- Politik
- Korruptionswahrnehmungsindex
Keine Fortschritte
Deutschland unternimmt zu wenig gegen Korruption
Deutschland steigt beim Korruptionsindex von Platz elf auf Platz neun. Dennoch gibt es keinen Grund zum Jubeln. Eine positive Entwicklung ist nicht zu verzeichnen: »Nicht, weil wir jetzt besser geworden sind, sondern weil andere etwas schlechter geworden sind«, erklärte Hartmut Bäumer, Vorsitzender von Transparency International Deutschland, das vermeintlich bessere Abschneiden. Anlass war die jährliche Vorstellung des Korruptionsindex am Donnerstag in der Bundespressekonferenz.
Besser als Deutschland waren die Nachbarländer Niederlande (Rang acht), Schweiz (Rang vier) und auf dem ersten Platz Dänemark. Westeuropa schnitt insgesamt besser ab als die osteuropäischen Länder. Wie die langjährigen Diskussionen um schwarze Koffer bei der Parteispendenaffäre der CDU gezeigt haben, ist es um die korrekte Verbuchung von möglichen Bestechungsgeldern leider schlecht bestellt. Um den Korruptionswahrnehmungsindex zu ermitteln, befragt Transparency International Länderexperten und Geschäftsleute zur Wahrnehmung von Korruption.
Parteispenden und andere Skandale
Nicht nur die Debatten um die AfD-Parteispenden haben sich negativ auf die deutsche Platzierung im internationalen Ranking ausgewirkt. In Teilbereichen, wie beim Unterindex »Korruption in der Wirtschaft«, geht es deutlich bergab. Cum-Ex-Geschäfte, Dieselskandal, die geplatzte Pkw-Maut und nicht zuletzt ein Untersuchungsausschuss zur Berateraffäre bei der Bundeswehr waren die Gründe. Die Liste an Debatten, die die gefühlte Korruption vor allem in der deutschen Wirtschaft zunehmen lassen, wuchs im vergangenen Jahr deutlich. Wo im Unterindex zuletzt noch 74 und später 66 Punkte zu verzeichnen waren, sind es mittlerweile 60 geworden. Weit weg von den erreichbaren 100 Punkten.

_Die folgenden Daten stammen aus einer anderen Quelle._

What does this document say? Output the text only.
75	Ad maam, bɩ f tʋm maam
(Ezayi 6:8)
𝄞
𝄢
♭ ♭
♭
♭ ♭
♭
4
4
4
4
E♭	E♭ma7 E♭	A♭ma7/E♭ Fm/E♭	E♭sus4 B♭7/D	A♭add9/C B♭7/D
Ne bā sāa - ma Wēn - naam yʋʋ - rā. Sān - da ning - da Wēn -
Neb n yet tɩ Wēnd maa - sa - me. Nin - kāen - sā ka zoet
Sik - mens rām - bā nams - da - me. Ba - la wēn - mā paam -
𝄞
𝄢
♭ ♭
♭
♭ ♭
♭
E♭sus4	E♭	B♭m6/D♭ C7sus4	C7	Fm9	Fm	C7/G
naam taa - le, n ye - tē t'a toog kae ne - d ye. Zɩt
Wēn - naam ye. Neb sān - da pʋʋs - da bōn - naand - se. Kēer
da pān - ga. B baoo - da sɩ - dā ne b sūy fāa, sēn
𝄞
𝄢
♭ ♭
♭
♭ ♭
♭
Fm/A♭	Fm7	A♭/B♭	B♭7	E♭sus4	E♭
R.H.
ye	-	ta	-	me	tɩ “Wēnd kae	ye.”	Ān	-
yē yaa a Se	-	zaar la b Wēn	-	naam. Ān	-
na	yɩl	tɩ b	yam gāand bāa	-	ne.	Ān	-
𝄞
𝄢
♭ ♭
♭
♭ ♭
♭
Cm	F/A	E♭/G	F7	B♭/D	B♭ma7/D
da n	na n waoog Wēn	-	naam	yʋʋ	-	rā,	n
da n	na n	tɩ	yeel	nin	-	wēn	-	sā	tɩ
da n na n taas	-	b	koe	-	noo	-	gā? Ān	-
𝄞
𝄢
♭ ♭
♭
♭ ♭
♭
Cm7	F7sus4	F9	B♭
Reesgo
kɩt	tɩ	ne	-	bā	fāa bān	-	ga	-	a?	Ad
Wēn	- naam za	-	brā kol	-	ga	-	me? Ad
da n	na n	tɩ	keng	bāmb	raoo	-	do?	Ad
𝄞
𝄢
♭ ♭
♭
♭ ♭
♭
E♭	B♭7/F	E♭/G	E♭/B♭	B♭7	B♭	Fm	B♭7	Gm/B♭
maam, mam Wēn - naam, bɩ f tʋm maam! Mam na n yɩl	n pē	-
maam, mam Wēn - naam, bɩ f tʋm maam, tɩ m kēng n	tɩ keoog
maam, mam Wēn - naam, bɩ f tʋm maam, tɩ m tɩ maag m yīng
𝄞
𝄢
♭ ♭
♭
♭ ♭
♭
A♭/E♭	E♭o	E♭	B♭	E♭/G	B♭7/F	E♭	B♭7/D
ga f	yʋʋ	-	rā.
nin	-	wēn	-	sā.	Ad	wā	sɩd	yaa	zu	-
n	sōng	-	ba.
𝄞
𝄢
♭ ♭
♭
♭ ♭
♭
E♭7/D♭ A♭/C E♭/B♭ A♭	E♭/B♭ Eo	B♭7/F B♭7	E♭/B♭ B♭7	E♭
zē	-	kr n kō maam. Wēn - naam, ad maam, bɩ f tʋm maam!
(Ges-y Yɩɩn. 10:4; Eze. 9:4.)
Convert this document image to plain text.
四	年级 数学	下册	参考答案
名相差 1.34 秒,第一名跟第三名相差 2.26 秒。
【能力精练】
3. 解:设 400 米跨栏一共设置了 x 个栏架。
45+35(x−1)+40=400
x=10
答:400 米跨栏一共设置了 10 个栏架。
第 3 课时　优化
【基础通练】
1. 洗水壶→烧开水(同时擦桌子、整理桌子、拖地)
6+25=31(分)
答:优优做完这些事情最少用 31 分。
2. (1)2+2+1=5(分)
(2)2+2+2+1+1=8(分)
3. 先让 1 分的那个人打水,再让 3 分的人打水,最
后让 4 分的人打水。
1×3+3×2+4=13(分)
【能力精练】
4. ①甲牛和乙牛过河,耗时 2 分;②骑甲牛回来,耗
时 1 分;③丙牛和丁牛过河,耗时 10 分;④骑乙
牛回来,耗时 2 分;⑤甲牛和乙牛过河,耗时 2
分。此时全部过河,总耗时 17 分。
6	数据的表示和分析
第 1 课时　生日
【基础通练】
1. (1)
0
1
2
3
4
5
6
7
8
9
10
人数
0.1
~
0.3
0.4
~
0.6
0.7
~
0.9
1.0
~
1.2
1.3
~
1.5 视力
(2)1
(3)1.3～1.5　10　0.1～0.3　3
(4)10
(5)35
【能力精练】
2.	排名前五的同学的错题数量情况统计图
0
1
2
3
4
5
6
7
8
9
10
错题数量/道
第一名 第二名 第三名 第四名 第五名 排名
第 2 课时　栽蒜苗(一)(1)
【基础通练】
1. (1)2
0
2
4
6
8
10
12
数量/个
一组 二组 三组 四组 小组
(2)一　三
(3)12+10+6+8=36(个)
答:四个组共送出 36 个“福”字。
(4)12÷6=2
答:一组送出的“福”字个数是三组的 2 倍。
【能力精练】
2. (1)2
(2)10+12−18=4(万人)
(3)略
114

Um Handlungsdruck aufzubauen, erstattete Transparency im Jahr 2019 Strafanzeige gegen die Bundestagsabgeordnete Karin Strenz (CDU). Gelder aus aserbaidschanischen Quellen passten nicht so Recht zu den Aufgaben der Politikerin, die als Wahlbeobachterin und Mitglied der Europadelegation des Bundestages immer wieder mit Aserbaidschan zu tun hatte. Bei kritischen Beschlüssen fiel das Abstimmungsverhalten von Strenz immer wieder auf. Der Europarat untersuchte ihr Verhalten und verhängte ein lebenslanges Hausverbot. Im Bundestag wurde gegen die Parlamentarierin indes eine Rüge ausgesprochen, die mit einer Geldstrafe von 20 000 Euro einherging. Eine Strafverfolgung aber wurde von der Staatsanwaltschaft Rostock abgelehnt.
Strafverfolgung muss sein
Bäumer plädierte daher für eine Pflicht zur Strafverfolgung. Im Strafgesetz fehle es an konkreten Vorgaben. Gegen Korruption engagiert sich neben Transparency International auch die Initiative Abgeordnetenwatch, deren Klage Ende März vor dem Verwaltungsgericht in Leipzig verhandelt wird. Bisher wird Abgeordnetenwatch der Einblick in Dokumente zur Parteienfinanzierung durch den Bundestag verwehrt.
Bäumer sieht als Schlüssel für weniger Korruption vor allem ein Lobbyregister für den Bundestag, für das sich LINKE und Grüne immer wieder einsetzen. Auch im Bereich des Hinweisgeberschutzes müsse sich noch deutlich mehr tun, um von Korruption überhaupt zu erfahren. Überfällig ist ebenfalls die Einführung eines Unternehmensstrafrechts, mit der es die Große Koalition bisher nicht eilig hatte. Der aktuelle Gesetzentwurf möchte eher »Sanktionen« als »Strafen« und soll vor allem mehr Spielraum für Strafgerichte schaffen, um gegen Großunternehmen vorzugehen. Auf kommunaler Ebene spricht aus Sicht von Bäumer nichts dagegen, dass der lokale Bauunternehmer mit im Stadtrat sitze und sich politisch engagiere. Bei Abstimmungen, die die Interessen des Unternehmers betreffen, habe dieser sich jedoch zu enthalten.